While the advancement of medical research and its applications are very … ensure the pursuit and quality of basic science doesn’t suffer as a result.

Photo: Sebastian Kanczok/Unsplash.

Even if you aren’t a biologist yourself, you might have heard the terms ‘big data’ and ‘multi-omics technologies’ thrown around. Next-generation sequencing – or multi-omics technology – that spawns ‘biological big data’ has evolved rapidly in a matter of two decades, becoming ubiquitous in research. And DNA sequencing is at the foundation of the multi-omics technologies. First developed by Frederick Sanger in the late 1970s, sequencing has evolved into an automated process that allows us to rapidly and repeatedly sequence a single stretch of DNA, resulting in highly accurate sequence readouts.

Genomics refers to the information we obtain by sequencing genomes, or the entire DNA, of different organisms. Genomics has expanded to give birth to transcriptomics (involving RNA sequencing) as well as proteomics, epigenomics and metabolomics. Sequencing and analysis have transformed our knowledge of biological systems and their inner workings. We can now access information that we never before dreamed of possessing, such as heterogeneity across single cells within a cancerous tumour, implication of little-known genes in the cause and progression of many debilitating human illnesses, the evolutionary trajectories of our ancestors and an improved understanding of the model systems we work with in our laboratories.

These insights have been aided by the steep fall in the price of sequencing over the years, enabling more and more laboratories to contribute to the ever-expanding repository of ‘-omics’ data. This ultimately should bring us to a question: is more data always better? While it’s hard to overstate the benefits of ‘-omics’ technologies, how this data is used and built on is also important. And this is where we may be checking the progress of modern biology.

First, there’s no denying that multi-omics technologies have significant diagnostic and therapeutic implications that have been translated into tangible human benefits. But while there is no doubt that the medical applications of biology are essential to human welfare, there also exists a fundamental aspect of research that seeks to understand of biology for its own sake. And I fear that the present ubiquity of multi-omics technologies, coupled to their success in clinical applications, may coax biologists to steer their research interests to align more with the clinical side of biology than they used to before. While the advancement of medical research and its applications are very important, we need to be careful and ensure the pursuit and quality of basic science doesn’t suffer as a result.

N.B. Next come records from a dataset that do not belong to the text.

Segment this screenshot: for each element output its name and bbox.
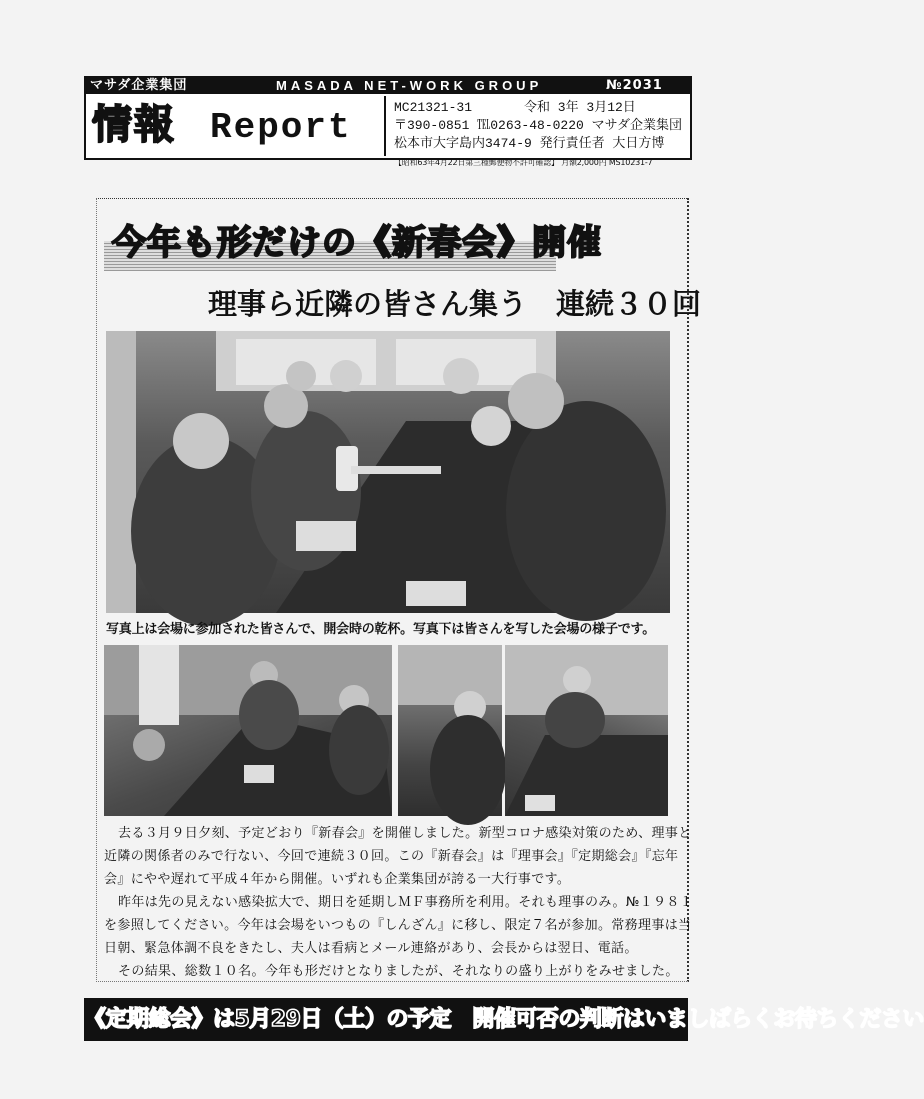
body-line: 昨年は先の見えない感染拡大で、期日を延期しＭＦ事務所を利用。それも理事のみ。№１９８１ [118,895,694,910]
announcement-text: 《定期総会》は5月29日（土）の予定 開催可否の判断はいましばらくお待ちください [84,1007,924,1032]
article-headline: 今年も形だけの《新春会》開催 [112,223,602,263]
masthead-bar [86,78,690,94]
photo-venue-left-illustration [104,645,392,816]
body-line: 近隣の関係者のみで行ない、今回で連続３０回。この『新春会』は『理事会』『定期総会』『忘年 [104,849,679,864]
body-line: 去る３月９日夕刻、予定どおり『新春会』を開催しました。新型コロナ感染対策のため、理事と [118,826,692,841]
body-line: その結果、総数１０名。今年も形だけとなりましたが、それなりの盛り上がりをみせました。 [118,964,679,979]
body-line: 日朝、緊急体調不良をきたし、夫人は看病とメール連絡があり、会長からは翌日、電話。 [104,941,638,956]
masthead-divider [384,96,386,156]
masthead [84,76,692,160]
announcement-banner [84,998,924,1041]
issue-number: №2031 [606,78,663,93]
headline-block [104,215,602,271]
group-name-jp: マサダ企業集団 [90,78,188,93]
publication-code: MC21321-31 [394,100,473,115]
publisher-address: 〒390-0851 ℡0263-48-0220 マサダ企業集団 [394,118,682,133]
photo-toast-illustration [106,331,670,613]
body-line: 会』にやや遅れて平成４年から開催。いずれも企業集団が誇る一大行事です。 [104,872,571,887]
body-line: を参照してください。今年は会場をいつもの『しんざん』に移し、限定７名が参加。常務理事は当 [104,918,692,933]
publisher-city: 松本市大字島内3474-9 発行責任者 大日方博 [394,136,665,151]
masthead-title-en: Report [210,107,352,148]
group-name-en: MASADA NET-WORK GROUP [276,78,543,93]
postal-footnote: 【昭和63年4月22日第三種郵便物不許可確認】 月額2,000円 MS10231-7 [394,158,653,167]
masthead-title-jp: 情報 [92,102,176,148]
photo-toast [106,331,670,613]
photo-caption: 写真上は会場に参加された皆さんで、開会時の乾杯。写真下は皆さんを写した会場の様子です。 [106,622,656,637]
photo-venue-left [104,645,392,816]
article-subheadline: 理事ら近隣の皆さん集う 連続３０回 [208,287,702,321]
photo-venue-center [398,645,502,816]
publication-date: 令和 3年 3月12日 [524,100,636,115]
photo-venue-right [505,645,668,816]
photo-venue-right-illustration [505,645,668,816]
article-body [104,822,694,983]
photo-venue-center-illustration [398,645,502,816]
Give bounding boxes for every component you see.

Big data does have its place in fundamental research. In the realm of sub-organismal biology, multi-omics technologies have allowed us to discover hitherto unknown cell types, correlate new genes with pathways and define biomolecular associations over entire genomes. Put differently: multi-omics has allowed us to produce testable hypotheses. The reports that detail these findings often gush about how the stage has been set for more research from the starting point that is big data. But has this really happened?

Of course, there’s an argument to be made that establishing causal relationships from data correlations is in the jurisdiction of the experimental biologist. But has someone experimentally investigated the biological mechanisms involved? I don’t think the answer is a resounding “yes”. Instead, I suspect that we are drowning in data, sidelining the traditional experimental validation of hypotheses while generating even more hypotheses.

So while next-generation sequencing has done a great deal of good for biology research, it’s possible we have reached a moment where we need to pause and look at the big picture that emerges from our individual preoccupations with sculpting a single pixel each. What are we doing with the data we generate? Are we using the data to test hypotheses and gain critical insights into biological mechanisms? Are we furthering fundamental research? Are multi-omics tools and traditional experimental research working in harmony?

I raise these questions as a novice – a student proposing to enter biology research at the point where -omics technology is increasingly towering over the life sciences, and I’m sure that these questions plague my peers, too. The ‘-omics’ revolution is well underway but I believe it’s the answers to questions like these that will determine what sort of mark this ongoing revolution will leave on the future of science.

Amruta Swaminathan is a master’s student at the Indian Institute of Science Education and Research (IISER), Pune.